Originally Hunt had announced to Parliament in January 2013 that casualty and maternity units at Lewisham Hospital in southeast London would be downgraded. Lewisham Hospital was originally threatened when a neighbouring trust, South London Healthcare Trust, which was losing £1m a week, was placed in administration. As part of plans to recalibrate local services, the administrator said Lewisham Hospital should make cuts to its maternity and A&E services - despite the fact it operated as a separate trust and was performing well.

Specifically the government facilitated the use of Trust Special Administrators (TSAs) in this case, incepted to expedite management of failing NHS trusts, however the scrutiny this ruling has placed them under may compromise the desire of the Department of Health to change legislation to expand their powers so that they could authorise broader service shake-ups beyond this trust in question.

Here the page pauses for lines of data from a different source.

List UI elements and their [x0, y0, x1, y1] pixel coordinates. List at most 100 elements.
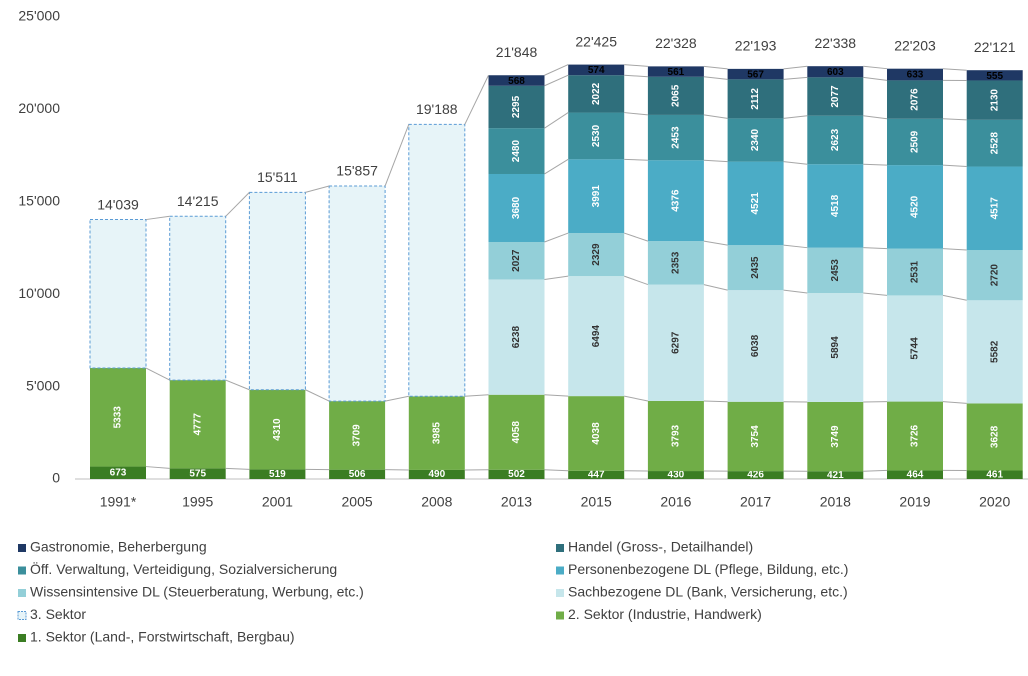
data-label: 3793: [671, 424, 682, 447]
legend-swatch: [556, 567, 564, 575]
bar-segment: [90, 220, 146, 368]
total-label: 22'328: [655, 35, 697, 51]
data-label: 2530: [591, 124, 602, 147]
connector: [545, 395, 569, 396]
x-tick-label: 1995: [182, 494, 213, 510]
data-label: 461: [986, 469, 1003, 480]
data-label: 519: [269, 469, 286, 480]
total-label: 22'193: [735, 38, 777, 54]
data-label: 4520: [910, 195, 921, 218]
legend-swatch: [18, 567, 26, 575]
data-label: 421: [827, 470, 844, 481]
connector: [863, 470, 887, 471]
total-label: 14'215: [177, 193, 219, 209]
data-label: 2112: [750, 88, 761, 110]
connector: [943, 402, 967, 404]
data-label: 2435: [750, 256, 761, 279]
y-tick-label: 20'000: [18, 100, 60, 116]
connector: [863, 77, 887, 80]
connector: [784, 245, 808, 248]
legend-label: Personenbezogene DL (Pflege, Bildung, et…: [568, 561, 848, 577]
x-tick-label: 2016: [660, 494, 691, 510]
connector: [545, 75, 569, 86]
connector: [704, 401, 728, 402]
y-tick-label: 10'000: [18, 285, 60, 301]
data-label: 4058: [511, 421, 522, 444]
data-label: 3754: [750, 425, 761, 448]
total-label: 19'188: [416, 101, 458, 117]
bar-segment: [329, 186, 385, 401]
connector: [704, 66, 728, 68]
data-label: 2329: [591, 243, 602, 266]
legend-label: Sachbezogene DL (Bank, Versicherung, etc…: [568, 584, 848, 600]
total-label: 22'338: [814, 35, 856, 51]
connector: [624, 276, 648, 284]
data-label: 2480: [511, 140, 522, 163]
connector: [704, 115, 728, 118]
x-tick-label: 2001: [262, 494, 293, 510]
data-label: 4518: [830, 194, 841, 217]
connector: [943, 69, 967, 71]
legend-label: 1. Sektor (Land-, Forstwirtschaft, Bergb…: [30, 629, 295, 645]
data-label: 490: [428, 469, 445, 480]
connector: [704, 241, 728, 245]
data-label: 2076: [910, 88, 921, 111]
data-label: 3709: [352, 424, 363, 447]
data-label: 3991: [591, 185, 602, 208]
connector: [704, 77, 728, 80]
x-tick-label: 1991*: [100, 494, 137, 510]
connector: [624, 65, 648, 67]
data-label: 502: [508, 469, 525, 480]
connector: [226, 468, 250, 469]
data-label: 3985: [431, 422, 442, 445]
x-tick-label: 2015: [581, 494, 612, 510]
x-tick-label: 2019: [899, 494, 930, 510]
connector: [146, 467, 170, 469]
data-label: 2077: [830, 85, 841, 108]
x-tick-label: 2020: [979, 494, 1010, 510]
connector: [784, 116, 808, 119]
data-label: 447: [588, 470, 605, 481]
data-label: 6297: [671, 331, 682, 354]
connector: [704, 285, 728, 291]
data-label: 4038: [591, 422, 602, 445]
connector: [943, 119, 967, 120]
y-tick-label: 0: [52, 470, 60, 486]
connector: [863, 66, 887, 68]
y-tick-label: 15'000: [18, 193, 60, 209]
total-label: 22'121: [974, 39, 1016, 55]
connector: [943, 165, 967, 166]
y-tick-label: 25'000: [18, 8, 60, 24]
data-label: 3726: [910, 424, 921, 447]
legend-swatch: [556, 544, 564, 552]
legend-swatch: [18, 589, 26, 597]
x-tick-label: 2018: [820, 494, 851, 510]
connector: [465, 75, 489, 124]
data-label: 2528: [989, 132, 1000, 155]
connector: [226, 192, 250, 216]
total-label: 14'039: [97, 196, 139, 212]
data-label: 2130: [989, 89, 1000, 112]
connector: [146, 216, 170, 219]
data-label: 568: [508, 76, 525, 87]
connector: [784, 66, 808, 69]
data-label: 4521: [750, 192, 761, 215]
connector: [863, 293, 887, 295]
legend-swatch: [556, 612, 564, 620]
data-label: 5333: [113, 406, 124, 429]
legend-label: Wissensintensive DL (Steuerberatung, Wer…: [30, 584, 364, 600]
data-label: 555: [986, 71, 1003, 82]
data-label: 2453: [830, 259, 841, 282]
data-label: 2623: [830, 128, 841, 151]
connector: [784, 290, 808, 293]
data-label: 633: [907, 69, 924, 80]
connector: [863, 248, 887, 249]
connector: [385, 396, 409, 401]
data-label: 3749: [830, 425, 841, 448]
data-label: 5582: [989, 340, 1000, 363]
data-label: 464: [907, 469, 924, 480]
bar-segment: [409, 124, 465, 396]
connector: [624, 233, 648, 241]
x-tick-label: 2008: [421, 494, 452, 510]
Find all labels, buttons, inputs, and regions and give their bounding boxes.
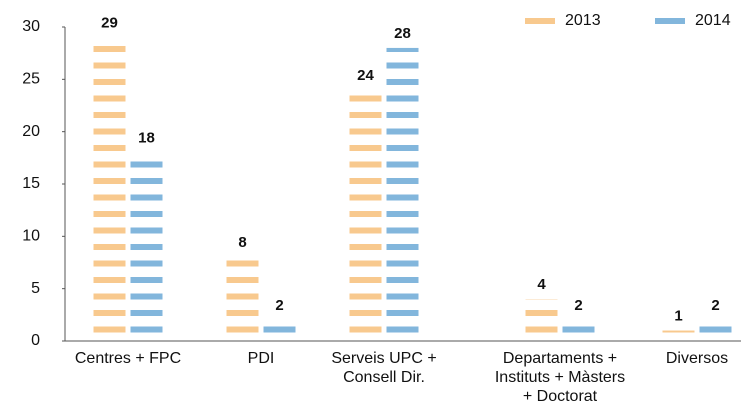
bar — [349, 89, 382, 341]
legend-swatch — [525, 18, 555, 24]
label-line: Diversos — [666, 350, 728, 367]
legend-label: 2013 — [565, 12, 601, 29]
label-line: PDI — [248, 350, 275, 367]
value-label: 8 — [238, 234, 246, 251]
label-line: Departaments + — [503, 350, 617, 367]
bar — [525, 299, 558, 341]
y-tick-label: 20 — [22, 123, 40, 140]
label-line: + Doctorat — [523, 388, 598, 405]
x-tick-label: PDI — [248, 350, 275, 367]
value-label: 24 — [357, 67, 374, 84]
label-line: Serveis UPC + — [331, 350, 436, 367]
y-tick-label: 5 — [31, 280, 40, 297]
bar — [699, 320, 732, 341]
x-tick-label: Serveis UPC + Consell Dir. — [331, 350, 436, 386]
value-label: 2 — [711, 297, 719, 314]
y-tick-label: 0 — [31, 332, 40, 349]
label-line: Instituts + Màsters — [495, 369, 625, 386]
bar — [263, 320, 296, 341]
bar — [130, 152, 163, 341]
x-tick-label: Centres + FPC — [75, 350, 181, 367]
value-label: 18 — [138, 130, 155, 147]
bar — [662, 330, 695, 341]
legend-label: 2014 — [695, 12, 731, 29]
x-tick-label: Diversos — [666, 350, 728, 367]
x-tick-label: Departaments + Instituts + Màsters + Docto… — [495, 350, 625, 405]
value-label: 29 — [101, 14, 118, 31]
bar — [93, 37, 126, 341]
y-tick-label: 25 — [22, 71, 40, 88]
bar — [226, 257, 259, 341]
y-tick-label: 10 — [22, 228, 40, 245]
label-line: Consell Dir. — [343, 369, 425, 386]
value-label: 4 — [537, 276, 546, 293]
value-label: 2 — [275, 297, 283, 314]
label-line: Centres + FPC — [75, 350, 181, 367]
value-label: 28 — [394, 25, 411, 42]
bar — [386, 47, 419, 341]
legend-swatch — [655, 18, 685, 24]
value-label: 2 — [574, 297, 582, 314]
bar — [562, 320, 595, 341]
value-label: 1 — [674, 308, 682, 325]
y-tick-label: 15 — [22, 175, 40, 192]
y-tick-label: 30 — [22, 18, 40, 35]
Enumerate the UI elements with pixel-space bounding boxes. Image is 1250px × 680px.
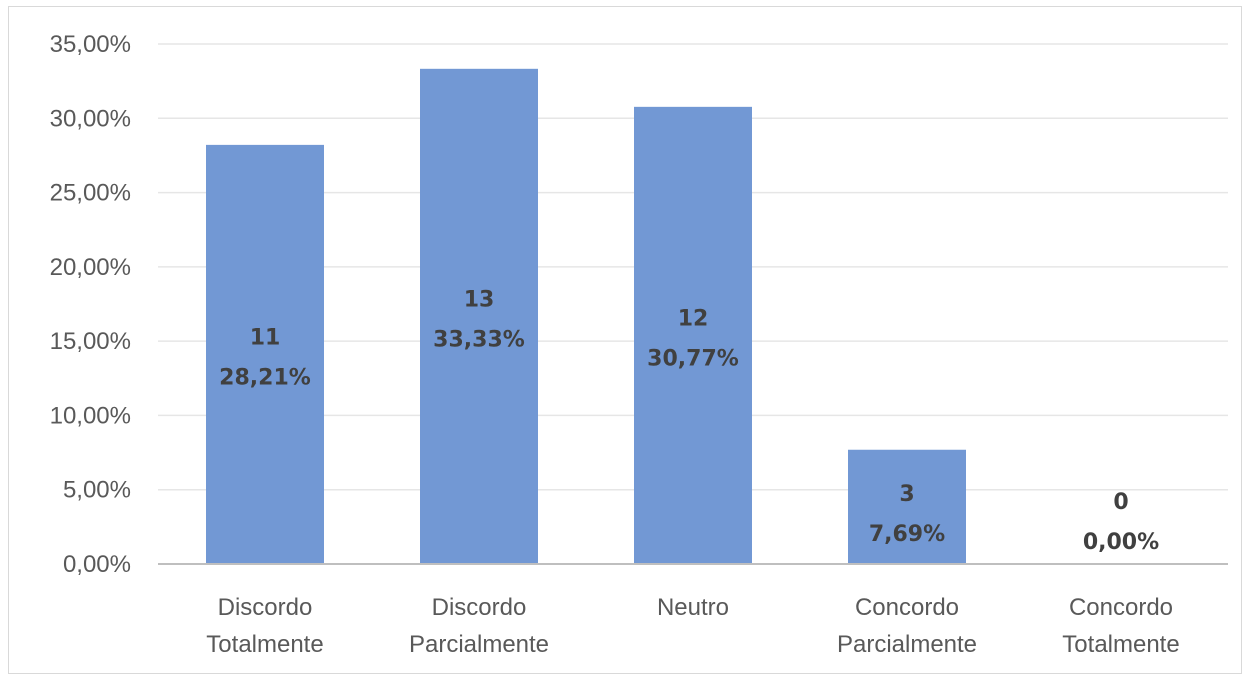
data-label: 0: [1113, 490, 1128, 515]
bar: [848, 449, 966, 564]
x-category-label: Parcialmente: [837, 631, 977, 658]
x-category-label: Totalmente: [206, 631, 323, 658]
x-category-label: Parcialmente: [409, 631, 549, 658]
bar: [206, 144, 324, 564]
data-label: 0,00%: [1083, 530, 1159, 555]
bar: [634, 106, 752, 565]
x-category-label: Discordo: [218, 594, 313, 621]
y-tick-label: 10,00%: [50, 402, 131, 429]
y-tick-label: 30,00%: [50, 105, 131, 132]
y-tick-label: 20,00%: [50, 254, 131, 281]
y-tick-label: 25,00%: [50, 180, 131, 207]
data-label: 11: [250, 325, 281, 350]
y-tick-label: 15,00%: [50, 328, 131, 355]
x-category-label: Neutro: [657, 594, 729, 621]
y-tick-label: 35,00%: [50, 31, 131, 58]
data-label: 3: [899, 482, 914, 507]
data-label: 7,69%: [869, 522, 945, 547]
data-label: 33,33%: [433, 327, 525, 352]
x-category-label: Discordo: [432, 594, 527, 621]
data-label: 12: [678, 306, 709, 331]
x-category-label: Totalmente: [1062, 631, 1179, 658]
y-tick-label: 0,00%: [63, 551, 131, 578]
bar: [420, 68, 538, 564]
data-label: 28,21%: [219, 365, 311, 390]
y-tick-label: 5,00%: [63, 477, 131, 504]
data-label: 30,77%: [647, 346, 739, 371]
data-label: 13: [464, 287, 495, 312]
x-category-label: Concordo: [855, 594, 959, 621]
x-category-label: Concordo: [1069, 594, 1173, 621]
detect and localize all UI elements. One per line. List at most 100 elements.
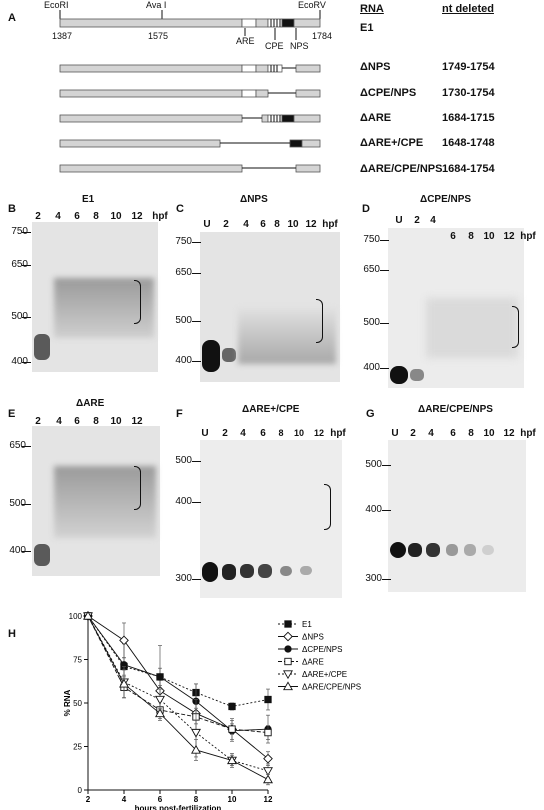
label-nps: NPS xyxy=(290,41,309,51)
y-tick-label: 25 xyxy=(73,743,82,752)
gel-b-lane-5: 12 xyxy=(131,211,143,222)
data-point xyxy=(119,678,129,688)
gel-b-marker-750: 750 xyxy=(11,226,28,237)
gel-c-marker-400: 400 xyxy=(175,355,192,366)
gel-g-unit: hpf xyxy=(520,428,536,439)
col-rna-header: RNA xyxy=(360,3,384,15)
data-point xyxy=(264,695,272,704)
construct-nt-dnps: 1749-1754 xyxy=(442,61,495,73)
panel-c-letter: C xyxy=(176,203,184,215)
gel-f-title: ΔARE+/CPE xyxy=(242,404,300,415)
gel-d-marker-750: 750 xyxy=(363,234,380,245)
construct-name-darecpenps: ΔARE/CPE/NPS xyxy=(360,163,443,175)
gel-g-lane-5: 10 xyxy=(483,428,495,439)
data-point xyxy=(228,725,236,733)
label-cpe: CPE xyxy=(265,41,284,51)
pos-1575: 1575 xyxy=(148,31,169,41)
gel-d-lane-5: 10 xyxy=(483,231,495,242)
gel-g-marker-400: 400 xyxy=(365,504,382,515)
series-line-4 xyxy=(87,615,269,772)
data-point xyxy=(155,708,165,718)
panel-b-letter: B xyxy=(8,203,16,215)
construct-nt-darecpe: 1648-1748 xyxy=(442,137,495,149)
gel-g-marker-500: 500 xyxy=(365,459,382,470)
gel-e-lane-4: 10 xyxy=(110,416,122,427)
legend-marker-0 xyxy=(284,620,292,628)
legend-marker-3 xyxy=(284,657,292,666)
x-tick-label: 8 xyxy=(194,795,199,804)
panel-e-letter: E xyxy=(8,408,16,420)
series-line-5 xyxy=(87,615,269,780)
gel-c-lane-5: 10 xyxy=(287,219,299,230)
gel-d-lane-6: 12 xyxy=(503,231,515,242)
construct-e1-bar xyxy=(59,18,321,28)
gel-f-lane-6: 12 xyxy=(313,428,324,438)
gel-d-lane-4: 8 xyxy=(468,231,474,242)
gel-d-lane-0: U xyxy=(395,215,403,226)
gel-b-marker-400: 400 xyxy=(11,356,28,367)
data-point xyxy=(263,753,273,764)
gel-b-lane-1: 4 xyxy=(55,211,61,222)
construct-nt-dare: 1684-1715 xyxy=(442,112,495,124)
pos-1784: 1784 xyxy=(312,31,333,41)
gel-d-marker-650: 650 xyxy=(363,264,380,275)
gel-f-lane-4: 8 xyxy=(278,428,284,438)
gel-e-marker-400: 400 xyxy=(9,545,26,556)
data-point xyxy=(228,702,236,711)
construct-nt-darecpenps: 1684-1754 xyxy=(442,163,495,175)
x-tick-label: 2 xyxy=(86,795,91,804)
gel-e-image xyxy=(32,426,160,576)
gel-c-lane-0: U xyxy=(203,219,211,230)
gel-e-marker-650: 650 xyxy=(9,440,26,451)
gel-e-lane-3: 8 xyxy=(93,416,99,427)
gel-b-lane-4: 10 xyxy=(110,211,122,222)
gel-c-lane-1: 2 xyxy=(223,219,229,230)
gel-e-lane-5: 12 xyxy=(131,416,143,427)
gel-b-marker-650: 650 xyxy=(11,259,28,270)
series-line-1 xyxy=(87,615,269,760)
site-ecorv: EcoRV xyxy=(298,0,326,10)
x-tick-label: 6 xyxy=(158,795,163,804)
construct-dare-bar xyxy=(59,114,321,123)
gel-f-lane-2: 4 xyxy=(240,428,246,439)
legend-label-0: E1 xyxy=(302,620,312,629)
site-avai: Ava I xyxy=(146,0,167,10)
gel-f-unit: hpf xyxy=(330,428,346,439)
gel-c-lane-2: 4 xyxy=(243,219,249,230)
gel-g-lane-0: U xyxy=(391,428,399,439)
gel-f-lane-3: 6 xyxy=(260,428,266,439)
gel-c-unit: hpf xyxy=(322,219,338,230)
gel-g-lane-3: 6 xyxy=(450,428,456,439)
gel-d-title: ΔCPE/NPS xyxy=(420,194,472,205)
legend-label-5: ΔARE/CPE/NPS xyxy=(302,683,361,692)
data-point xyxy=(83,610,93,620)
legend-marker-1 xyxy=(283,631,293,642)
construct-name-darecpe: ΔARE+/CPE xyxy=(360,137,424,149)
gel-b-marker-500: 500 xyxy=(11,311,28,322)
gel-g-lane-6: 12 xyxy=(503,428,515,439)
gel-e-title: ΔARE xyxy=(76,398,105,409)
gel-b-unit: hpf xyxy=(152,211,168,222)
x-tick-label: 4 xyxy=(122,795,127,804)
data-point xyxy=(119,635,129,646)
gel-g-title: ΔARE/CPE/NPS xyxy=(418,404,493,415)
panel-h-letter: H xyxy=(8,628,16,640)
data-point xyxy=(155,695,165,705)
data-point xyxy=(263,767,273,776)
data-point xyxy=(156,673,164,681)
gel-g-lane-1: 2 xyxy=(410,428,416,439)
gel-b-title: E1 xyxy=(82,194,95,205)
gel-d-marker-400: 400 xyxy=(363,362,380,373)
gel-d-image xyxy=(388,228,524,388)
construct-name-dcpenps: ΔCPE/NPS xyxy=(360,87,417,99)
label-are: ARE xyxy=(236,36,255,46)
construct-nt-dcpenps: 1730-1754 xyxy=(442,87,495,99)
gel-f-lane-0: U xyxy=(201,428,209,439)
gel-e-lane-1: 4 xyxy=(56,416,62,427)
gel-f-lane-1: 2 xyxy=(222,428,228,439)
construct-dcpenps-bar xyxy=(59,89,321,98)
gel-c-image xyxy=(200,232,340,382)
gel-c-lane-3: 6 xyxy=(260,219,266,230)
gel-g-image xyxy=(388,440,526,592)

Local campaigners, backed by Lewisham Council and local GPs, raised their voices to battle the governmental decisions with a focus on their overall objection: that Lewisham Hospital's successful services should not be shut down to solve problems at a neighbouring trust.

The ruling is therefore a major victory for the London Borough of Lewisham and the Save Lewisham Hospital campaign, a community-based campaign group made up of and supported by patients, community groups, GPs, hospital doctors, nurses and other health professionals. Specifically, Mr Justice Silber opined that the approved cuts by Mr Hunt earlier in the year, should never have been initially recommended and that the administrator had no powers to make decisions affecting Lewisham or any hospital outside SLHT, and significantly that Mr Hunt had breached the provisions of the National Health Services Act 2006 when he approved the plans.

Initial concerns of campaigners were that the reorganisation undertaken by the TSA was obscanturist in nature, lacking proper consultation and was expedited ‘by the back door’ lacking any requisite action to get the support of local GPs before even recommending changes at the initial stage.

Lewisham's Labour MP, Joan Ruddock, told The Independent: "This is the most significant community based battle that has ever succeeded in my political life. To take on the government in the high court, to win, is exceptional. We had a demo which tuned out 25,000 people for a local cause."

"The government has been utterly arrogant in its approach. They have failed to listen, not just to local people, but to the clinicians, and the whole medical establishment in Lewisham," she said. "It was an attempt to use legislation to bring about change through the back door that could never have been justified. This was an accountant's solution. This government is far too focused on the accounts, rather than the public service. This was a proposal that had no common sense attached to it."

Doctors called for an urgent review into Mr Hunt's actions.

"It is deeply worrying in the case of Lewisham Hospital that the High Court has found that the health secretary breached his statutory powers when making the decision to downgrade the emergency care department and maternity units at the hospital," said Dr Mark Porter, chair of the BMA Council.

"Doctors, healthcare staff and patients were concerned that the consultation period was too short and that local people needed more time to put their views across. It is vital that changes to services have the confidence of the local community and the NHS staff who work there."

A Department of Health spokesman said the government would appeal the decision.

"This judgment applies to one aspect of a package of changes which we believe are in the best long-term interests of patients and the public across south east London," the spokesman said. "As it stands, the South London Healthcare NHS Trust has been running at a loss of about £1m a week - money that has to be diverted from frontline patient care. We expect to continue other elements of that package of changes, including the dissolution of the South London Healthcare NHS Trust, planned for October 1…

"Experience in south east London certainly suggests that it can be necessary for changes to be made at more than one Trust in order to find a sustainable service model.  That's why we are appealing the decision, and considering our further options carefully. It is certainly the case that one way to put the matter beyond doubt would be to amend the primary legislation governing the administration process."